2. Take control of the Timeline
The reason we feel so at ease at the beginning of the year is the fact that we have so much time left to do things. After all, who studies for exams 8 weeks in advance?
But once the wheel starts rolling, more and more deadlines pile up, and even if you have a proper system of tracking them (if you don’t, go back to Step 1), you automatically get messier. The fact that you’re now more busy doing things than planning them is a good thing, but if you rely too much on your own inertia, you may lose focus.
So what do we do when we want to get somewhere? We take out the roadmap.
And in this case the roadmap is the timeline of events during the year. Or, in other words, a calendar.
Now, using a calendar efficiently is a skill by itself, but some basics are really easy to get into.
Fill in your lectures, classes, and tutorials as recurring calendar events, so you know what the week will look like.
Enter some deadlines as events - this will make you pay special attention (you can also try color-coding)
Put in events continuously as you go along.
This way you can build the habit of, well, knowing where you are in the timeline and taking notice when stress starts piling up so you can mitigate (usually right in the middle of the term).
3. Weekly reviews
If you ask me, “What is the most powerful productivity tactic that is the most underrated?”, my answer would 100% be weekly reviews.
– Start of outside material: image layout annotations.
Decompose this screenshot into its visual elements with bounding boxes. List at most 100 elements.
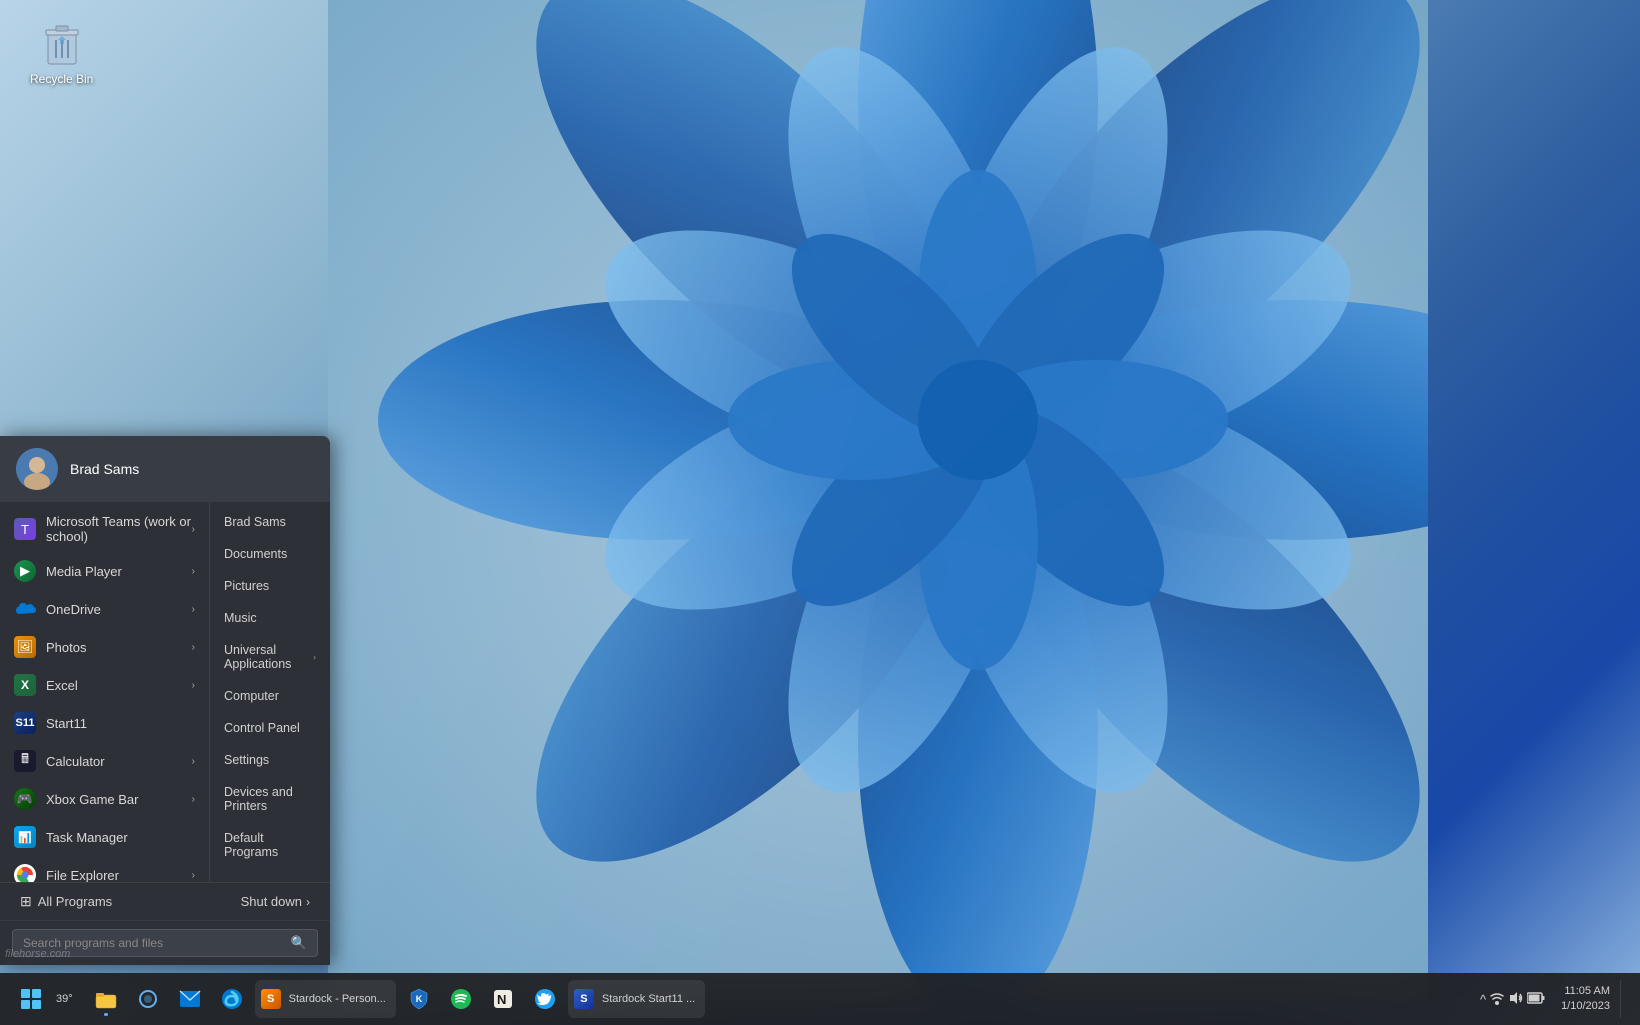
temperature-value: 39° (56, 993, 73, 1005)
place-default-programs[interactable]: Default Programs (210, 822, 330, 868)
user-name: Brad Sams (70, 461, 139, 477)
taskbar-twitter[interactable] (526, 980, 564, 1018)
taskmanager-icon: 📊 (14, 826, 36, 848)
wallpaper-flower (328, 0, 1428, 1000)
tray-icons[interactable]: ^ (1474, 986, 1551, 1013)
menu-bottom-bar: ⊞ All Programs Shut down › (0, 882, 330, 920)
all-programs-button[interactable]: ⊞ All Programs (14, 889, 118, 914)
menu-item-excel[interactable]: X Excel › (0, 666, 209, 704)
tray-network (1489, 990, 1505, 1009)
all-programs-label: All Programs (38, 894, 112, 909)
excel-icon: X (14, 674, 36, 696)
place-music-label: Music (224, 611, 257, 625)
place-brad-sams-label: Brad Sams (224, 515, 286, 529)
tray-volume (1508, 990, 1524, 1009)
place-pictures[interactable]: Pictures (210, 570, 330, 602)
menu-places-list: Brad Sams Documents Pictures Music Unive… (210, 502, 330, 882)
photos-label: Photos (46, 640, 192, 655)
taskbar-stardock2-group[interactable]: S Stardock Start11 ... (568, 980, 705, 1018)
teams-label: Microsoft Teams (work or school) (46, 514, 192, 544)
place-computer-label: Computer (224, 689, 279, 703)
place-universal-apps-label: Universal Applications (224, 643, 313, 671)
place-default-programs-label: Default Programs (224, 831, 316, 859)
place-computer[interactable]: Computer (210, 680, 330, 712)
taskbar-file-explorer[interactable] (87, 980, 125, 1018)
menu-item-photos[interactable]: 🖼 Photos › (0, 628, 209, 666)
calculator-arrow: › (192, 756, 195, 767)
calculator-label: Calculator (46, 754, 192, 769)
onedrive-label: OneDrive (46, 602, 192, 617)
svg-text:K: K (416, 994, 423, 1004)
photos-icon: 🖼 (14, 636, 36, 658)
start11-icon: S11 (14, 712, 36, 734)
place-universal-apps[interactable]: Universal Applications › (210, 634, 330, 680)
menu-item-chrome[interactable]: File Explorer › (0, 856, 209, 882)
temperature-display[interactable]: 39° (50, 989, 79, 1009)
stardock2-label: Stardock Start11 ... (598, 993, 699, 1005)
menu-apps-list: T Microsoft Teams (work or school) › ▶ M… (0, 502, 210, 882)
clock-time: 11:05 AM (1564, 984, 1610, 999)
chrome-icon (14, 864, 36, 882)
all-programs-icon: ⊞ (20, 893, 32, 910)
menu-body: T Microsoft Teams (work or school) › ▶ M… (0, 502, 330, 882)
menu-item-taskmanager[interactable]: 📊 Task Manager (0, 818, 209, 856)
place-pictures-label: Pictures (224, 579, 269, 593)
start11-label: Start11 (46, 716, 195, 731)
place-devices-printers-label: Devices and Printers (224, 785, 316, 813)
recycle-bin-icon[interactable]: Recycle Bin (30, 20, 93, 86)
place-devices-printers[interactable]: Devices and Printers (210, 776, 330, 822)
menu-item-calculator[interactable]: 🖩 Calculator › (0, 742, 209, 780)
place-control-panel[interactable]: Control Panel (210, 712, 330, 744)
teams-arrow: › (192, 524, 195, 535)
place-documents-label: Documents (224, 547, 287, 561)
shutdown-button[interactable]: Shut down › (235, 890, 316, 913)
teams-icon: T (14, 518, 36, 540)
xbox-icon: 🎮 (14, 788, 36, 810)
place-settings[interactable]: Settings (210, 744, 330, 776)
taskbar-edge[interactable] (213, 980, 251, 1018)
tray-battery (1527, 992, 1545, 1007)
taskbar-apps: S Stardock - Person... K N S Stardock (87, 980, 706, 1018)
tray-chevron: ^ (1480, 992, 1486, 1007)
universal-apps-arrow: › (313, 652, 316, 662)
show-desktop-button[interactable] (1620, 980, 1628, 1018)
excel-arrow: › (192, 680, 195, 691)
mediaplayer-arrow: › (192, 566, 195, 577)
stardock-icon: S (261, 989, 281, 1009)
place-brad-sams[interactable]: Brad Sams (210, 506, 330, 538)
start-menu-user-header[interactable]: Brad Sams (0, 436, 330, 502)
shutdown-arrow: › (306, 895, 310, 909)
svg-text:N: N (497, 992, 506, 1007)
calculator-icon: 🖩 (14, 750, 36, 772)
taskbar-spotify[interactable] (442, 980, 480, 1018)
menu-item-mediaplayer[interactable]: ▶ Media Player › (0, 552, 209, 590)
stardock-label: Stardock - Person... (285, 993, 390, 1005)
menu-item-start11[interactable]: S11 Start11 (0, 704, 209, 742)
chrome-label: File Explorer (46, 868, 192, 883)
taskbar-stardock-group[interactable]: S Stardock - Person... (255, 980, 396, 1018)
mediaplayer-icon: ▶ (14, 560, 36, 582)
taskbar-mail[interactable] (171, 980, 209, 1018)
stardock2-icon: S (574, 989, 594, 1009)
place-documents[interactable]: Documents (210, 538, 330, 570)
start-button[interactable] (12, 980, 50, 1018)
menu-item-xbox[interactable]: 🎮 Xbox Game Bar › (0, 780, 209, 818)
onedrive-arrow: › (192, 604, 195, 615)
taskbar-notion[interactable]: N (484, 980, 522, 1018)
taskbar-clock[interactable]: 11:05 AM 1/10/2023 (1553, 982, 1618, 1017)
taskbar-keeper[interactable]: K (400, 980, 438, 1018)
watermark: filehorse.com (5, 948, 70, 960)
taskbar-cortana[interactable] (129, 980, 167, 1018)
menu-item-teams[interactable]: T Microsoft Teams (work or school) › (0, 506, 209, 552)
excel-label: Excel (46, 678, 192, 693)
recycle-bin-label: Recycle Bin (30, 72, 93, 86)
search-icon: 🔍 (291, 935, 307, 951)
onedrive-icon (14, 598, 36, 620)
place-music[interactable]: Music (210, 602, 330, 634)
start-menu: Brad Sams T Microsoft Teams (work or sch… (0, 436, 330, 965)
shutdown-label: Shut down (241, 894, 302, 909)
mediaplayer-label: Media Player (46, 564, 192, 579)
taskmanager-label: Task Manager (46, 830, 195, 845)
menu-item-onedrive[interactable]: OneDrive › (0, 590, 209, 628)
taskbar-tray: ^ 11:05 AM 1/10/2023 (1474, 980, 1628, 1018)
The weekly review doesn’t have to be anyhing complex, time-consuming, or boring. It’s a bit like meditation - it’s essentially being still for a while, nothing more, nothing less.
As for the weekly review I personally do, it consists of the following points:
Taking a look at my weekly averages (sleep, weight, workouts) and if it’s going in an unfavorable direction, I take action.
Listing my accomplishments for the week.
Tracking my progress on my projects.
Getting ready with the event for the next week.
Something as simple as taking 15 minutes every Sunday to reflect on the past week and think in advance for the one ahead can bring you far.
Hope you feel a tad bit less stressed out after reading this blog.